Crítica | As Aventuras de Tintim, Repórter do Petit-Vingtième, no País dos Sovietes

estrelas 2,5

O primeiro álbum que Hergé escreveu tendo Tintim como protagonista não foi exatamente um álbum, mas sim uma coleção de tiras publicadas semanalmente no suplemento infantil Le Petit Vingtième do jornal Le XXe Siècle entre 10 de janeiro de 1929 e 08 de maio de 1930 e, depois, reunidas em formato de livro. Assim, qualquer análise dessa obra tem que necessariamente levar esse aspecto em consideração, além da relação de Hergé (Georges Prosper Remi) com o Abade Norbert Wallez, editor do jornal que lhe ofereceu o emprego de fotógrafo e ilustrador.

Wallez era conhecido por ser fascista, ao ponto de ter orgulho de possuir uma foto autografada de Benito Mussolini em sua mesa. Estamos falando do ano de 1927, com Hergé saindo do serviço militar na Bélgica e procurando emprego com aquilo que gostava: desenhar. Já trabalhando no Le Petit Vingtième, Hergé apenas ilustrava obras de terceiros e não via satisfação nisso.

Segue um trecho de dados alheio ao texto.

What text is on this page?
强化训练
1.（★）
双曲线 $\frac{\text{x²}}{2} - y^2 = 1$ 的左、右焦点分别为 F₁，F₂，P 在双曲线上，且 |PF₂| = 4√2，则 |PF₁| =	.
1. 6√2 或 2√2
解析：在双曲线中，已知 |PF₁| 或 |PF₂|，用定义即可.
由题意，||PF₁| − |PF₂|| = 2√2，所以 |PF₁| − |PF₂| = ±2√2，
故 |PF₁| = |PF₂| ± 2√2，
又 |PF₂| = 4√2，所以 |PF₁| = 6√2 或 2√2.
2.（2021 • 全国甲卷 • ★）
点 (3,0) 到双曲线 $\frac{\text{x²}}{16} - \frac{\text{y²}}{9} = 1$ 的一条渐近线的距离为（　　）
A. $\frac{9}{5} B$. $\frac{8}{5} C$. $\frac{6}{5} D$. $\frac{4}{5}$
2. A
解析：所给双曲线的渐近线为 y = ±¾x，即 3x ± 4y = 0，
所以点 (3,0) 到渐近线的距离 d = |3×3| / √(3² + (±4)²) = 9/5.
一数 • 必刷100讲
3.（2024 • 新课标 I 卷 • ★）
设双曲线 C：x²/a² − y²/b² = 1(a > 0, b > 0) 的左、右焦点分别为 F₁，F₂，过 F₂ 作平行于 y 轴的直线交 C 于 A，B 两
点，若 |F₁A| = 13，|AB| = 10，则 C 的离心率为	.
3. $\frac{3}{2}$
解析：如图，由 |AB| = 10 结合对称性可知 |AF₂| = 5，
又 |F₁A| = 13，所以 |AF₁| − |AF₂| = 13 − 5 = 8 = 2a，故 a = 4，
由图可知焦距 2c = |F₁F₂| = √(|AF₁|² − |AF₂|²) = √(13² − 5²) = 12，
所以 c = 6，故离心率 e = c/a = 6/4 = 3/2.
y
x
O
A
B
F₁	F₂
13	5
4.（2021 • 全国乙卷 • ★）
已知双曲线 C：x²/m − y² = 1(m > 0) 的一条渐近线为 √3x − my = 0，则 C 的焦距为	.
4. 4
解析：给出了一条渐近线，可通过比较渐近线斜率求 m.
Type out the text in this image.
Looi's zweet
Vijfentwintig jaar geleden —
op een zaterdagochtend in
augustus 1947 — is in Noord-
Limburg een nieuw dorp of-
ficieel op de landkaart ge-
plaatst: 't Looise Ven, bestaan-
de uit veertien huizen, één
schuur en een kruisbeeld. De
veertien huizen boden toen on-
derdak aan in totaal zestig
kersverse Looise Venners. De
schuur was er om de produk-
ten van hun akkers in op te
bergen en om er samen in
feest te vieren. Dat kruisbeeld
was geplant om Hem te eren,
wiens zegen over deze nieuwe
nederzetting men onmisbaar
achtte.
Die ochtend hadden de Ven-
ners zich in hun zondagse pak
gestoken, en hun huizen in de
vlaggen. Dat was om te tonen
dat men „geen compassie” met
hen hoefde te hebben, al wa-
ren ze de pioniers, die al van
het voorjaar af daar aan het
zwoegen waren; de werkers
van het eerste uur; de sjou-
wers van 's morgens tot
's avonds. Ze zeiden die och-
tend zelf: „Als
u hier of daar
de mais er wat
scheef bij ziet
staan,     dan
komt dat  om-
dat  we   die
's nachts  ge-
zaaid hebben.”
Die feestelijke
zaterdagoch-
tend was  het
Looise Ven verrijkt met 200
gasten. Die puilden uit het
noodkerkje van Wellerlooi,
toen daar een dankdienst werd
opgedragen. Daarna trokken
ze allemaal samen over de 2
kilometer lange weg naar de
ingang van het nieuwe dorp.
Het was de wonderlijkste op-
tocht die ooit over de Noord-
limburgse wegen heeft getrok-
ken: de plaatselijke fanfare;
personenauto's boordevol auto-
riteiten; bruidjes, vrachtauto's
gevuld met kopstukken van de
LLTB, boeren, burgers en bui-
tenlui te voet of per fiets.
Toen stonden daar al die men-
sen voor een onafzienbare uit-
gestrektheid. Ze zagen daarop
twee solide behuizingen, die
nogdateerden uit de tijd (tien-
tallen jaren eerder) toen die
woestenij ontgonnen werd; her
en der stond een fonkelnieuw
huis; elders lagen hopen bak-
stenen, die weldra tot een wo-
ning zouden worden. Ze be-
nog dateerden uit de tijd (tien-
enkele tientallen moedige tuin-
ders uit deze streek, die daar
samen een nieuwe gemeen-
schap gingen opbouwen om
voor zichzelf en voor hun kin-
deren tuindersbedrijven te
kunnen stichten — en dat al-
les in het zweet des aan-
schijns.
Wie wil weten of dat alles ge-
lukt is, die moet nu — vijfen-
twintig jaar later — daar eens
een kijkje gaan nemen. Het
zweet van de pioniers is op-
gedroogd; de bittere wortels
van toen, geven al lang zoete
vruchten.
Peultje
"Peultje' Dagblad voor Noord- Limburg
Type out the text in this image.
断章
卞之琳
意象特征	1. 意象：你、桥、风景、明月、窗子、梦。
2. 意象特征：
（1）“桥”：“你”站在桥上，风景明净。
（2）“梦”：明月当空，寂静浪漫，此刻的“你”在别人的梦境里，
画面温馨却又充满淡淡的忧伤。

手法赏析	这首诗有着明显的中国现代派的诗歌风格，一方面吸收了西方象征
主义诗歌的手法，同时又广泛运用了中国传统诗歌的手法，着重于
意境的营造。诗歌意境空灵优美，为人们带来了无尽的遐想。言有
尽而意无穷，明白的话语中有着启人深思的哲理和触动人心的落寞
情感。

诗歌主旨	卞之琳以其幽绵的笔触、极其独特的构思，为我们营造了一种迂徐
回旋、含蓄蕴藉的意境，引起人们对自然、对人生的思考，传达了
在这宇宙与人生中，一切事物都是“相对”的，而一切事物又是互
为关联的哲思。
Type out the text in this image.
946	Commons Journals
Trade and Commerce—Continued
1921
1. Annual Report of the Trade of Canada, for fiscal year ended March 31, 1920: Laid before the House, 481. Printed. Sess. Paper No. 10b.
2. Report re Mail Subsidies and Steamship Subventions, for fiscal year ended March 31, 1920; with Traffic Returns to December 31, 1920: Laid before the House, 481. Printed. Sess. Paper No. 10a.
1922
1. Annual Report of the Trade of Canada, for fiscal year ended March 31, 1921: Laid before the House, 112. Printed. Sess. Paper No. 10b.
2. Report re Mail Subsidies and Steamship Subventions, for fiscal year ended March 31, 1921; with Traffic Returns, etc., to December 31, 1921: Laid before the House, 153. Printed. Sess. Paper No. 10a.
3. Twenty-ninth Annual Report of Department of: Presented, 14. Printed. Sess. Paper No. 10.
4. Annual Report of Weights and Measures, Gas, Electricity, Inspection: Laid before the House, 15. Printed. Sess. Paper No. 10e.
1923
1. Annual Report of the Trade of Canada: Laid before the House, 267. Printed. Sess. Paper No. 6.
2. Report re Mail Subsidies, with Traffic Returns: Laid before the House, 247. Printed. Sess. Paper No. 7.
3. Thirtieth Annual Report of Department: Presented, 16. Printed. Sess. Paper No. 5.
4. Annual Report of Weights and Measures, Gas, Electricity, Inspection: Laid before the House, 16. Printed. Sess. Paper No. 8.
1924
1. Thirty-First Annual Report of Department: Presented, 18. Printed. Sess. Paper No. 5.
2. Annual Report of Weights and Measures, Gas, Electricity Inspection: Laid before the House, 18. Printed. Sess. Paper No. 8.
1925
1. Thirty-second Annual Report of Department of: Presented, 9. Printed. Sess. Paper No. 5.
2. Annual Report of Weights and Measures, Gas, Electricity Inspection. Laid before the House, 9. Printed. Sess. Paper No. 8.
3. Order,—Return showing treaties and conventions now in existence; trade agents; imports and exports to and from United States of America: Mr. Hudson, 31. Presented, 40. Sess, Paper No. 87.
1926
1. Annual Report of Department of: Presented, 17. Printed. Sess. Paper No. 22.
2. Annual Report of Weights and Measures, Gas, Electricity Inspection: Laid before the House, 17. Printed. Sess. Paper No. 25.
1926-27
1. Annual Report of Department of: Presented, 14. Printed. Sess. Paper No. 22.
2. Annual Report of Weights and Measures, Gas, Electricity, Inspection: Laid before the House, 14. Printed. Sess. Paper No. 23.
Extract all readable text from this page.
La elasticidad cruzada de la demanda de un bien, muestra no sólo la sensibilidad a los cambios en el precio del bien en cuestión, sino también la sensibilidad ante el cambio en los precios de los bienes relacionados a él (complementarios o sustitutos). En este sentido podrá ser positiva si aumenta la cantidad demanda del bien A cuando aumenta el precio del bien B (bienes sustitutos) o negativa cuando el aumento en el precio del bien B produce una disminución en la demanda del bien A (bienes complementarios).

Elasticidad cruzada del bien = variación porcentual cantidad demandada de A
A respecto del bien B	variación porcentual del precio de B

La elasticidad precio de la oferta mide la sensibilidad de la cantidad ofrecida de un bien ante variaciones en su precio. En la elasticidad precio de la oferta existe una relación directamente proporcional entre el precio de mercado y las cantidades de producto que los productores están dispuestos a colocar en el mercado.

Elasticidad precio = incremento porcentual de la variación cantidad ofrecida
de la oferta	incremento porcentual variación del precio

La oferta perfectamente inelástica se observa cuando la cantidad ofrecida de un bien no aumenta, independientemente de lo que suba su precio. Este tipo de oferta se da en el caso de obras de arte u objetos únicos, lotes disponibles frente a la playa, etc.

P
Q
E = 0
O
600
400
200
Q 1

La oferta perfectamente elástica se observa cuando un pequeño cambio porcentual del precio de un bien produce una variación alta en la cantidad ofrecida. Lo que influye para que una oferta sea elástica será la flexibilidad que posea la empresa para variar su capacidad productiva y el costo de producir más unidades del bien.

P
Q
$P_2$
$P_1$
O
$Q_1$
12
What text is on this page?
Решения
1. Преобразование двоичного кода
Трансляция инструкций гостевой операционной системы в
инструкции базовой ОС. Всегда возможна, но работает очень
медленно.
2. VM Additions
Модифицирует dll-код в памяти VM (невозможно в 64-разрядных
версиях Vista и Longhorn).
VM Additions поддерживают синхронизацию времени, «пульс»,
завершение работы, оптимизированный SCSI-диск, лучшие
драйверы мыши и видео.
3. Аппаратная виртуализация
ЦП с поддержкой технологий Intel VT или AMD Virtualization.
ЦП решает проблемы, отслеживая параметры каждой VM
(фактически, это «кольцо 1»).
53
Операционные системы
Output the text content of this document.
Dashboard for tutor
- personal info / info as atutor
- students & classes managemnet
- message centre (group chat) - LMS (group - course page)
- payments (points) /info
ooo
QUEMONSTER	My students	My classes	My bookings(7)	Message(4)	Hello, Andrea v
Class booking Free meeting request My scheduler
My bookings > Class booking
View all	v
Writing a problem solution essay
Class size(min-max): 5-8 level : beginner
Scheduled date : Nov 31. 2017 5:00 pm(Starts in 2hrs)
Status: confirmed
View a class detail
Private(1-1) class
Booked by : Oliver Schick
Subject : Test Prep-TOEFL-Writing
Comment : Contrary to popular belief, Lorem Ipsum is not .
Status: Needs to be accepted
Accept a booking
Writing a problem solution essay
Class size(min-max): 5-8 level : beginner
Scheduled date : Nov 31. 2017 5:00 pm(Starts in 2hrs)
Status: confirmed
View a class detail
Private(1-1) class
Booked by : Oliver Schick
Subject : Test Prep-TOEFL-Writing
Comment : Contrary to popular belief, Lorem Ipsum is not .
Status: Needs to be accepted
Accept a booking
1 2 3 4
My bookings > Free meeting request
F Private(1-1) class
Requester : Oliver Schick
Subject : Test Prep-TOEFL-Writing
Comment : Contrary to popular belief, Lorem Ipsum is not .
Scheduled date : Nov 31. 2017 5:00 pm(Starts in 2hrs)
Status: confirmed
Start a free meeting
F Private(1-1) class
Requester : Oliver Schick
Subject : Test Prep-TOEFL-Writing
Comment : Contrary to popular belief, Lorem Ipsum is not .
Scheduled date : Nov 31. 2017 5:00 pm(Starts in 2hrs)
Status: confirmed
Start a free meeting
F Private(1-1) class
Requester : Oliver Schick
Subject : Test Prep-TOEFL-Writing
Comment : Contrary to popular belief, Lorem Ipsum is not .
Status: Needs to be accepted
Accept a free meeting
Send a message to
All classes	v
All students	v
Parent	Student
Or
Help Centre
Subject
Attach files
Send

A arte sequencial, naquela época, ainda estava em sua infância. Balões de fala eram ferramentas usadas de forma esparsa. No entanto, recebendo cópias de publicações americanas do repórter do jornal localizado no México, Hergé ficou fascinado com essas novas técnicas e isso acabou levando-o à criação de Tintim, um repórter que viaja o mundo acompanhado de seu simpático cachorro Milu. Sem dúvida alguma, Tintim era uma espécie de reflexo dele mesmo, misturado com o personagem Totor, também de sua criação, e seu próprio irmão.

Sua ideia era mandar o personagem para uma viagem até os Estados Unidos, mas Wallez, que já se tornara mentor de Hergé, pediu que a viagem fosse até a União Soviética, de forma que os pequenos leitores do suplemento infantil tivessem seu primeiro contato com os horrores do regime comunista. Em outras palavras, Tintim deveria funcionar como uma peça de propaganda anti-comunista marretada semanalmente na cabeça das crianças.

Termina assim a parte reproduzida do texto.